Especialistas de todo o mundo ajudaram a China
Conta ainda o autor Paul French que, apesar das limitações existentes há cem anos, a resposta à epidemia foi rápida, tendo sido imposta a quarentena a pessoas que as autoridades acreditassem terem estado em contacto com a doença, nomeadamente familiares das vítimas mortais, assim como a comerciantes de peles de animais.

Os enterros foram proibidos, sendo substituídos por cremações em massa. Foram impostas restrições às viagens. O uso de máscaras foi implementado. Médicos e epidemiologistas de toda a China foram mobilizados. Este conjunto de medidas fez com que, no final de janeiro de 1911, o nível de infeção estivesse de tal forma reduzido que foi declarado o fim da praga. Tal como agora, perante a pandemia de Covid-19, também na altura se construíram rapidamente hospitais na China para isolar e tratar pacientes infetados.

Foi precisamente nessa altura que começou a ser planeado um encontro de especialistas internacionais na China, para que em conjunto fosse descoberta a origem científica da bactéria e o modo como esta se transmitia, eliminando rumores que circulavam naquelas a que hoje chamamos de “notícias falsas”.

A conferência sem precedentes, realizada num palácio com salas de reunião e laboratórios improvisados, acabou por acontecer a 3 de abril de 1911. Para além de virologistas, bacteriologistas e epidemiologistas da China, Rússia e Japão, estiverem presentes peritos vindos dos Estados Unidos, França, Itália, México, Holanda, Alemanha e império Austro-Húngaro.

Juntos, discutiram se a doença se transmitia apenas através da tosse ou se poderia também transmitir-se em partículas presentes na comida, se existiam aqueles a que hoje chamamos pacientes assintomáticos e quais as medidas que funcionaram melhor para a contenção da epidemia, explica Paul French.
“Vivemos num mundo mais polarizado”
“Em 1911 não existia Organização Mundial da Saúde (OMS)”, escreve French no artigo para a CNN. “O trabalho de limitar a propagação da epidemia foi da responsabilidade das nações individuais, muitas vezes nações com antagonismos políticos”.

O autor acredita que foram os esforços conjuntos desses países, assim como as medidas rapidamente implementadas pela China, que impediram o alastramento da doença para outros continentes.

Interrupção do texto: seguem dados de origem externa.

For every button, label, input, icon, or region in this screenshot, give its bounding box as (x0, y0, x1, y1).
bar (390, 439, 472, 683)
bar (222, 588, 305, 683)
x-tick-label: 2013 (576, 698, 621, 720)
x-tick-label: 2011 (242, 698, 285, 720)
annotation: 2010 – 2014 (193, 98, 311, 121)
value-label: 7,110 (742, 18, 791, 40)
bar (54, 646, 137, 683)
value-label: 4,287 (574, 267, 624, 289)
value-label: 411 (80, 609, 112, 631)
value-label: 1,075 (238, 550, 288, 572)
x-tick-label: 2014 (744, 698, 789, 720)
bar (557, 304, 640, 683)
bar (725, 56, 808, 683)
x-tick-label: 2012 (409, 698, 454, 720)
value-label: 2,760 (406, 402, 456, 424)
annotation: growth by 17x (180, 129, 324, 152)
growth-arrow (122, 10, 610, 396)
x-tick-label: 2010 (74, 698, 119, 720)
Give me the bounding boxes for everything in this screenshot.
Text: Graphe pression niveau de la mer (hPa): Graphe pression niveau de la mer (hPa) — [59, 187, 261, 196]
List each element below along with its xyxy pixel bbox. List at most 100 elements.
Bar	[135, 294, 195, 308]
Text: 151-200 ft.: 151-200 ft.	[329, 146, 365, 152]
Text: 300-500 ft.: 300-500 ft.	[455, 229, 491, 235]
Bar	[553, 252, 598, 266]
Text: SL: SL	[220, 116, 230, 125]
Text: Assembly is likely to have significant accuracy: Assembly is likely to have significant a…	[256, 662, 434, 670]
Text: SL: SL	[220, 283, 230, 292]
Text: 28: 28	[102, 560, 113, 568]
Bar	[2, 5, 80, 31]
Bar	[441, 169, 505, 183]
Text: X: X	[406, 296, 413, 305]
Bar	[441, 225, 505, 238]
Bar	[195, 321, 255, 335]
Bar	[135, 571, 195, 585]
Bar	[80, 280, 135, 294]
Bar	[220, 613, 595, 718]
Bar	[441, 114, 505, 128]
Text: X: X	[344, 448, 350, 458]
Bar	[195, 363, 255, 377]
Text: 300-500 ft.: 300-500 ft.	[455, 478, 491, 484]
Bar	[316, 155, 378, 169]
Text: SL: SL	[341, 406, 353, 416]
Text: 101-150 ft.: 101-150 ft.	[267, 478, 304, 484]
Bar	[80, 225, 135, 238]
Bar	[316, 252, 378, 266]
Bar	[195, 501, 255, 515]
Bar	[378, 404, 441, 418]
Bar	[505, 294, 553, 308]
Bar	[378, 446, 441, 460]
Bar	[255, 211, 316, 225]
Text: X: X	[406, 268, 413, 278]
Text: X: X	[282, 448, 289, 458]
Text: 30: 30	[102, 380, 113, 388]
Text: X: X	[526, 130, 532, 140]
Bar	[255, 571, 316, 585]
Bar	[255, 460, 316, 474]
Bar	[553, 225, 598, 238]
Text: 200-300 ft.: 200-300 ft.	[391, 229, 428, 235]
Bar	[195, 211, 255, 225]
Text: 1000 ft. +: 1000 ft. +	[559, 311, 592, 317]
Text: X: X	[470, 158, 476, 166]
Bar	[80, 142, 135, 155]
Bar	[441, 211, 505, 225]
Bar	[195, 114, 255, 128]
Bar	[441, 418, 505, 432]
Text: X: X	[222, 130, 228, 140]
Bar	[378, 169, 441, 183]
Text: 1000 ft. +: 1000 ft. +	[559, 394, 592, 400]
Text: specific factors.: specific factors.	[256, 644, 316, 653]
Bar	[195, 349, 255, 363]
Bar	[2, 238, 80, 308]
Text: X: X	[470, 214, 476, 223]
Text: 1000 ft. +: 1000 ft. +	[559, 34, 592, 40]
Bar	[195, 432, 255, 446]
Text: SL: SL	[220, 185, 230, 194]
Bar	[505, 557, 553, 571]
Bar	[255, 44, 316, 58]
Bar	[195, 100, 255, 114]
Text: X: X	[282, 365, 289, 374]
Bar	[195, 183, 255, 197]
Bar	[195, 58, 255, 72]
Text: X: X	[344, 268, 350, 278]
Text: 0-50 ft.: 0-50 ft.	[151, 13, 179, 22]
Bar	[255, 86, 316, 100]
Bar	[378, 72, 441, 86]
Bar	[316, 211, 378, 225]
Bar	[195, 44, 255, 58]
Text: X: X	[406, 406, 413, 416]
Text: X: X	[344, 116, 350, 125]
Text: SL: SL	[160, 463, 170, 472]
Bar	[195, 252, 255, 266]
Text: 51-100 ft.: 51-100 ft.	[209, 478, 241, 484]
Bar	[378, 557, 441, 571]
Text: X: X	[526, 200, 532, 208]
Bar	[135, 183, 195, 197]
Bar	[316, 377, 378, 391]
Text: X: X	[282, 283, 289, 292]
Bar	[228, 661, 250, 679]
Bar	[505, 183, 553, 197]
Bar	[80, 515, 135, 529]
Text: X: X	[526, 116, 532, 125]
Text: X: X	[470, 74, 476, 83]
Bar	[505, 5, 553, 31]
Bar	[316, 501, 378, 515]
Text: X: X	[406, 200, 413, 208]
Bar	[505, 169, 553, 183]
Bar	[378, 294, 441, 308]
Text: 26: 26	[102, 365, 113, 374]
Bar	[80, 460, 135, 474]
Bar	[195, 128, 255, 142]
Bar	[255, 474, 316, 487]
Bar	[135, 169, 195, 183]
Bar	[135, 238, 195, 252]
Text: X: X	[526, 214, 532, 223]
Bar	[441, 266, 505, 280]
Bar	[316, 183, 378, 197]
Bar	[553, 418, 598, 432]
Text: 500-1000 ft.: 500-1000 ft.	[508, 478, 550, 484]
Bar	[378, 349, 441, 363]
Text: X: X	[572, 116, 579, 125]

Agora, num momento em que o mundo enfrenta uma nova pandemia, essa união nem sempre é verificada, tendo existido dificuldades na resposta multilateral e coordenada dos líderes políticos. “Vale a pena reconsiderar os aspetos colaborativos da conferência de 1911”, refere French.

“Hoje, a OMS parece comprometida, o vírus foi racializado, grandes nações estão zangadas umas com as outras e a competir por recursos e pelo controlo da narrativa, enquanto países mais pobres são deixados por conta própria”.

“Em comparação com 1911, aparentamos viver num mundo mais polarizado e dividido”, acrescenta.

O novo coronavírus já contagiou mais de dois milhões de pessoas, das quais mais de 158 mil são vítimas mortais. Da doença já recuperaram mais de 576 mil pacientes.